Some residents have been outspoken about how trash cans full of hurricane debris, spoiled food and diapers, baking in the heat and left untouched for weeks, have made them feel like “second-class citizens,” as one resident told WWL-TV. Others have said that being asked to put rancid trash in their cars to take it to the temporary garbage drop-off spot was “a slap in the face.”
Jake Madison, who stayed through the storm and later evacuated to Alabama, told The Washington Post there was no way he was placing “fly-infested, leaky” trash bags into his car, calling the city’s plan “a hollow gesture.”
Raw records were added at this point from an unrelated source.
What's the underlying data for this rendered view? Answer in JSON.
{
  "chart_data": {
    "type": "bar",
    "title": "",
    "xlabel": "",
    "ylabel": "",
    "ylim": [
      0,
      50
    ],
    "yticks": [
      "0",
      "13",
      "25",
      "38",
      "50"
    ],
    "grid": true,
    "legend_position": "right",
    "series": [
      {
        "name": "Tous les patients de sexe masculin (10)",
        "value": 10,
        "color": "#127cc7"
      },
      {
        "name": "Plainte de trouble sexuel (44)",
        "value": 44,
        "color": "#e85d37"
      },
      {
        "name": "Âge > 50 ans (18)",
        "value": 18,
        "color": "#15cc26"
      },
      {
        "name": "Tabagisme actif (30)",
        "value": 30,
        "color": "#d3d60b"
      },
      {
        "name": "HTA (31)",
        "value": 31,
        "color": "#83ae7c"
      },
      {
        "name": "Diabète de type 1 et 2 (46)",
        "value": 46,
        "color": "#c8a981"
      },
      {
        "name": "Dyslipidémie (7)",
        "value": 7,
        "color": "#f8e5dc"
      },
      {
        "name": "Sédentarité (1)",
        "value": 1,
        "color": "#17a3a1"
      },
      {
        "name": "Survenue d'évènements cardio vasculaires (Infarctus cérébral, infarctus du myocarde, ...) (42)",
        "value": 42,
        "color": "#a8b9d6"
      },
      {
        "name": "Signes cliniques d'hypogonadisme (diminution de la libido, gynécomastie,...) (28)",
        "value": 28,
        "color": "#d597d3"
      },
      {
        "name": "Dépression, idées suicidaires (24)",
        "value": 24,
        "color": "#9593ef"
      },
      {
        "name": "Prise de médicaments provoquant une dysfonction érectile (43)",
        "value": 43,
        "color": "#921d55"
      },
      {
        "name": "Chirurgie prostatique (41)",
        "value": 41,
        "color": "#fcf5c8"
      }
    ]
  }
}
When he and his girlfriend returned to their residence in the Bywater neighborhood this week, Madison spent his first two days back throwing out spoiled, moldy food that had been in their fridge since before the storm. He could not even finish walking his dog, he said, because of the pungent stench and because his pet was tempted to jump into the giant piles of trash that line the street.
He compared the smell to “Bourbon Street at 3 a.m.”
“It’s gross and disgusting,” said Madison, a 35-year-old fundraiser. “No functioning city should have this be a part of it, even with these extraordinary circumstances.”
On Friday afternoon, Lakeitha and David Brooks put on rubber boots, masks and gloves so that they could clear their block of at least some of the stomach-wrenching odor by hauling their garbage and trash from their Seventh Ward neighbors to a nearby construction dumpster.
“Right now, I can’t even open our door without the flies swarming,” said Lakeitha Brooks, 33, gesturing toward their block of Frenchmen Street, where each trash receptacle was overflowing and surrounded by a mound of more trash bags and downed tree branches.
But just when they thought they were used to the odor of rotten trash, it got worse. At the edge of the dumpster, as David Brooks, 32, lifted dripping bags covered with maggots, he sometimes gagged and had to walk away from the smell. “On a scale of one to 10, it’s a 20,” he said. “This smell. It makes it unlivable anywhere there is trash.”
Green, the city official, echoed the frustration of the city’s residents but pleaded with them to put into perspective this situation compared with what the city faced after Katrina.
“I understand how irritating it is to have trash piled up in front of the house,” Green said. “But this is what we do in New Orleans: We respond to the challenges. We go solve it. And we will get through this.”